Market advisory firm ABI Research says that because manufacturers need to ensure the success of programs while dealing with restricted travel and distributed teams that select digital transformation initiatives have gained momentum in terms of their adoption and potential. These include cloud for collaboration and synchronization across teams and departments, digital twins for monitoring and maintenance and analytics and AI for system-wide, software-driven automation.
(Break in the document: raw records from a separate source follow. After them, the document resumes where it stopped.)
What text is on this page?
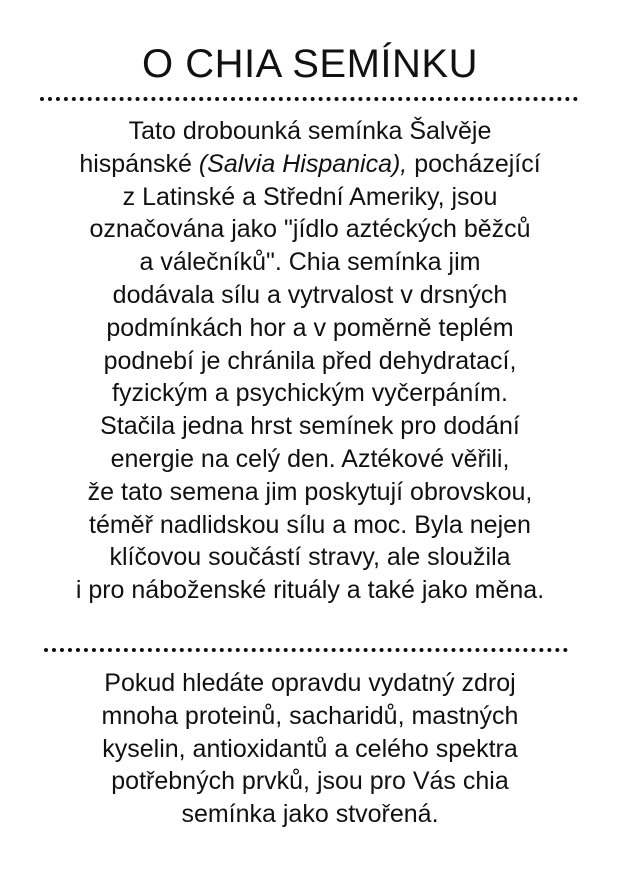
O CHIA SEMÍNKU
Tato drobounká semínka Šalvěje
hispánské (Salvia Hispanica), pocházející
z Latinské a Střední Ameriky, jsou
označována jako "jídlo aztéckých běžců
a válečníků". Chia semínka jim
dodávala sílu a vytrvalost v drsných
podmínkách hor a v poměrně teplém
podnebí je chránila před dehydratací,
fyzickým a psychickým vyčerpáním.
Stačila jedna hrst semínek pro dodání
energie na celý den. Aztékové věřili,
že tato semena jim poskytují obrovskou,
téměř nadlidskou sílu a moc. Byla nejen
klíčovou součástí stravy, ale sloužila
i pro náboženské rituály a také jako měna.
Pokud hledáte opravdu vydatný zdroj
mnoha proteinů, sacharidů, mastných
kyselin, antioxidantů a celého spektra
potřebných prvků, jsou pro Vás chia
semínka jako stvořená.
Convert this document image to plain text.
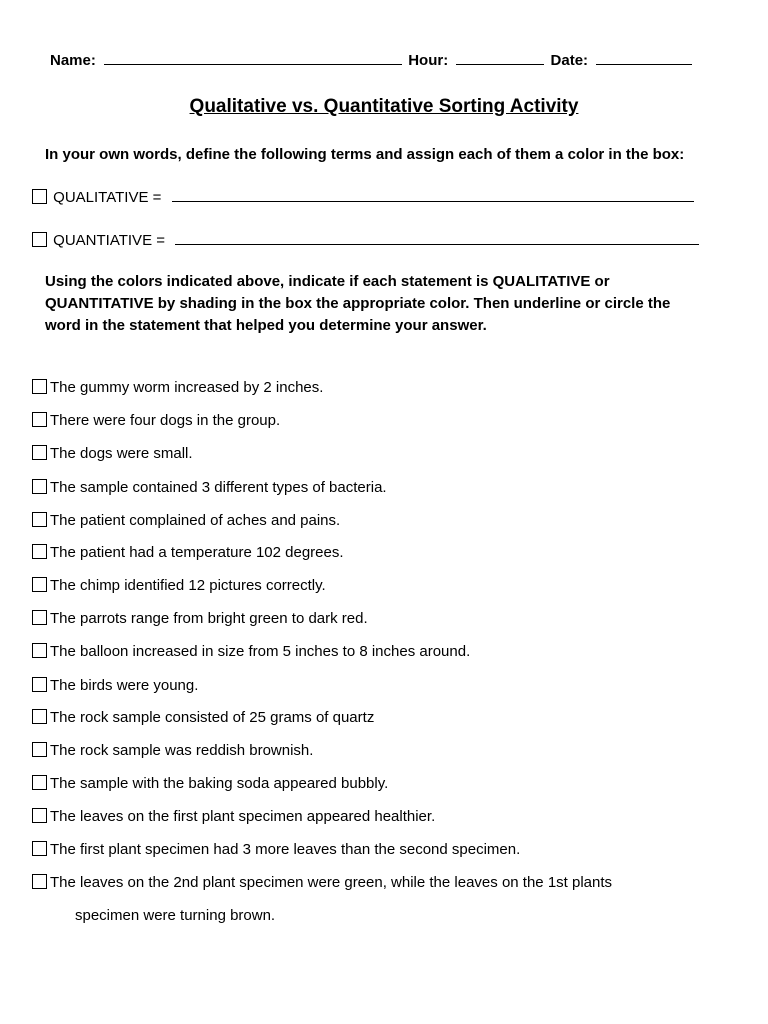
Name:	Hour:	Date:
Qualitative vs. Quantitative Sorting Activity
In your own words, define the following terms and assign each of them a color in the box:
QUALITATIVE =
QUANTIATIVE =
Using the colors indicated above, indicate if each statement is QUALITATIVE or
QUANTITATIVE by shading in the box the appropriate color. Then underline or circle the
word in the statement that helped you determine your answer.
The gummy worm increased by 2 inches.
There were four dogs in the group.
The dogs were small.
The sample contained 3 different types of bacteria.
The patient complained of aches and pains.
The patient had a temperature 102 degrees.
The chimp identified 12 pictures correctly.
The parrots range from bright green to dark red.
The balloon increased in size from 5 inches to 8 inches around.
The birds were young.
The rock sample consisted of 25 grams of quartz
The rock sample was reddish brownish.
The sample with the baking soda appeared bubbly.
The leaves on the first plant specimen appeared healthier.
The first plant specimen had 3 more leaves than the second specimen.
The leaves on the 2nd plant specimen were green, while the leaves on the 1st plants
specimen were turning brown.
ABI's latest suggest that in the quest for digital transformation, manufacturers and industrial firms will spend $19.8 billion to transform and support IIoT data analytics value chains by 2026, up from $4.92 billion in 2020.

These findings are from ABI's Industrial and Manufacturing Semiannual Update report. 

"Future factories are expected to have flexible and adaptable manufacturing lines that operate with greater autonomy, integrated closed-loop quality control, and connected workers to improve effective response to changes in supply and demand as they occur," said Ryan Martin, research director at ABI. "The reality is that most manufacturers did not have these capabilities going into the pandemic. Yet today technologies like cloud, simulation and SaaS are viewed as table stakes."

ABI notes the strategic partnership between Siemens and SAP, PTC’s acquisition of Arena Solutions, Aveva’s acquisition of OSIsoft, Emerson’s pick up of Open Systems International and the encroachment on smart manufacturing platforms by hyperscalers AWS and Microsoft Azure. Companies such as Autodesk, Dassault Systèmes, PTC, and Siemens continue to double down on cloud and SaaS.

"Digital maturity is measured in five levels," said Martin. "These levels span human-controlled and early automation to full, lights-out manufacturing. Most manufacturers are at level 2 or 3; they have started to connect some assets and see the benefits of digital transformation but haven’t fully scaled. Levels 3 and especially 4 and 5 are where technologies like wireless connectivity, IoT platforms/suites and AI become critical for both monitoring and closed-loop quality automation and process control."